Il marqua une pause, jetant un coup d'œil autour de nous, comme pour évaluer l'ambiance avant de continuer.

— Tu sais, j'ai appris à vivre comme ça parce que le monde autour de moi ne me laissait pas le choix. Les choses vont vite, très vite. Si tu veux tenir, il faut suivre le rythme. Sinon, tu tombes.

Je sentis une tension dans sa voix, quelque chose de sombre qui venait s'ajouter à l'intensité de son regard. Il parlait de manière plus personnelle, presque vulnérable, mais sans jamais le montrer directement.
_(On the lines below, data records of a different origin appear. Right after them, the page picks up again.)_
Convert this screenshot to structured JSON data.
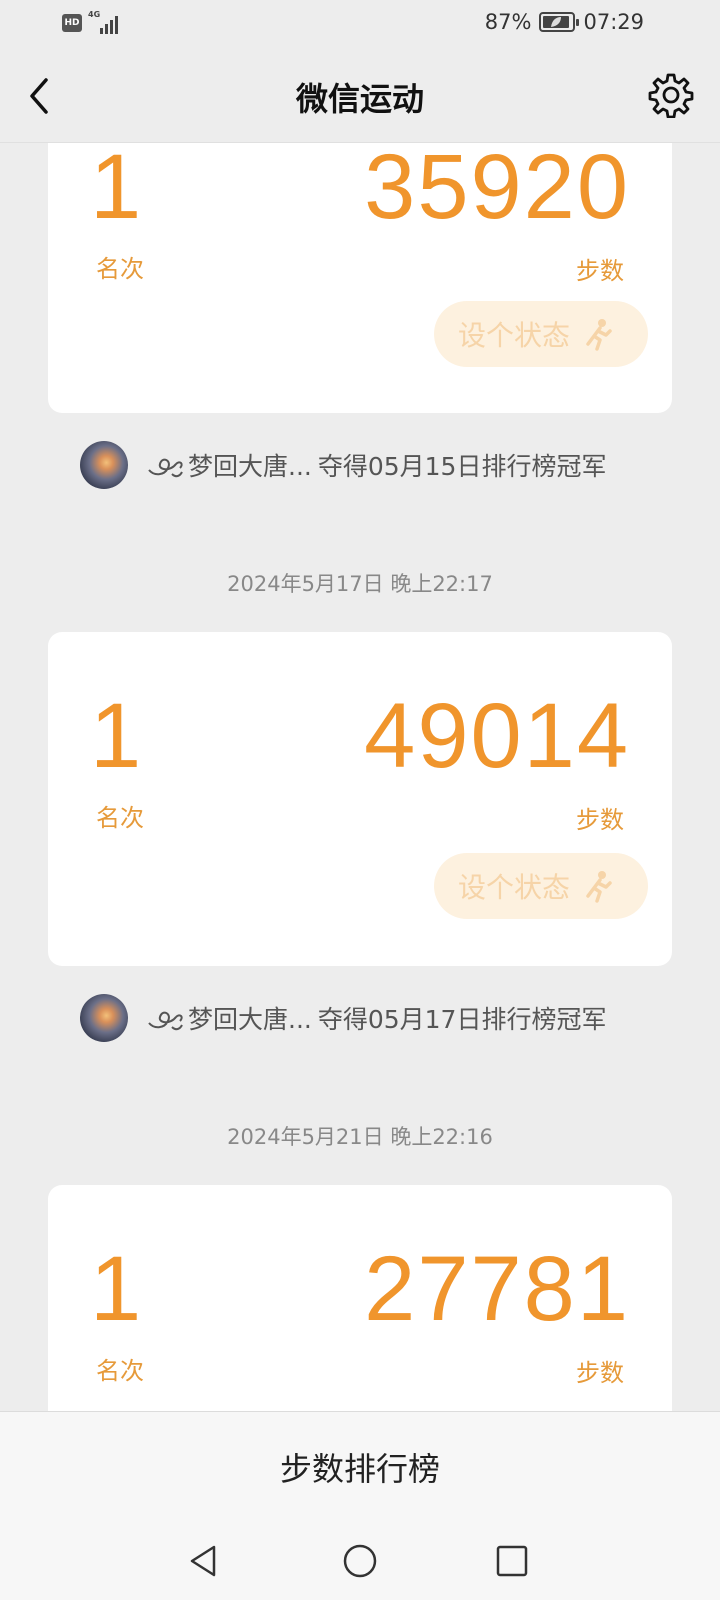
{
  "status_bar": {
    "hd_badge": "HD",
    "network": "4G",
    "battery_percent": "87%",
    "time": "07:29"
  },
  "nav": {
    "title": "微信运动",
    "back_icon": "chevron-left-icon",
    "settings_icon": "gear-icon"
  },
  "feed": {
    "items": [
      {
        "rank": "1",
        "rank_label": "名次",
        "steps": "35920",
        "steps_label": "步数",
        "status_button": "设个状态",
        "champion_prefix": "梦回大唐...",
        "champion_text": "夺得05月15日排行榜冠军"
      },
      {
        "timestamp": "2024年5月17日 晚上22:17",
        "rank": "1",
        "rank_label": "名次",
        "steps": "49014",
        "steps_label": "步数",
        "status_button": "设个状态",
        "champion_prefix": "梦回大唐...",
        "champion_text": "夺得05月17日排行榜冠军"
      },
      {
        "timestamp": "2024年5月21日 晚上22:16",
        "rank": "1",
        "rank_label": "名次",
        "steps": "27781",
        "steps_label": "步数"
      }
    ]
  },
  "bottom_tab": {
    "label": "步数排行榜"
  },
  "colors": {
    "accent": "#f0952c",
    "background": "#ededed",
    "card": "#ffffff",
    "status_button_bg": "#fdf1df"
  }
}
Je restai silencieuse, absorbée par ses mots. Il avait toujours ce côté inapprochable, mais il y avait quelque chose dans sa manière de parler qui me disait qu'il portait un fardeau que je ne comprenais pas encore totalement.

Il avait l'air d'hésiter, mais quelque chose en lui semblait décidé. Il me fixait avec une intensité qui me faisait presque oublier de respirer. Je connaissais Isaac depuis longtemps, mais je ne l'avais jamais vu comme ça, jamais senti ce poids dans sa voix.

— Parle-moi, Isaac.

Il a pris une longue inspiration, comme s'il s'apprêtait à plonger dans des eaux profondes et troubles.

— Je ne suis pas celui que tu crois. Pas vraiment. Tu me connais comme Isaac D'Amico, l'agent de la DEA. Mais ce nom, je l'ai choisi. Il n'est pas à moi.

— Mon vrai nom, c'est Isaac Vega. Et ma famille... c'est un nid de vipères. Mon père, Emile Vega, était un criminel. Pas un petit dealer ou un voleur de seconde zone. Non. Il dirigeait un empire. Trafic de drogue, armes, blanchiment d'argent... Il avait les mains partout.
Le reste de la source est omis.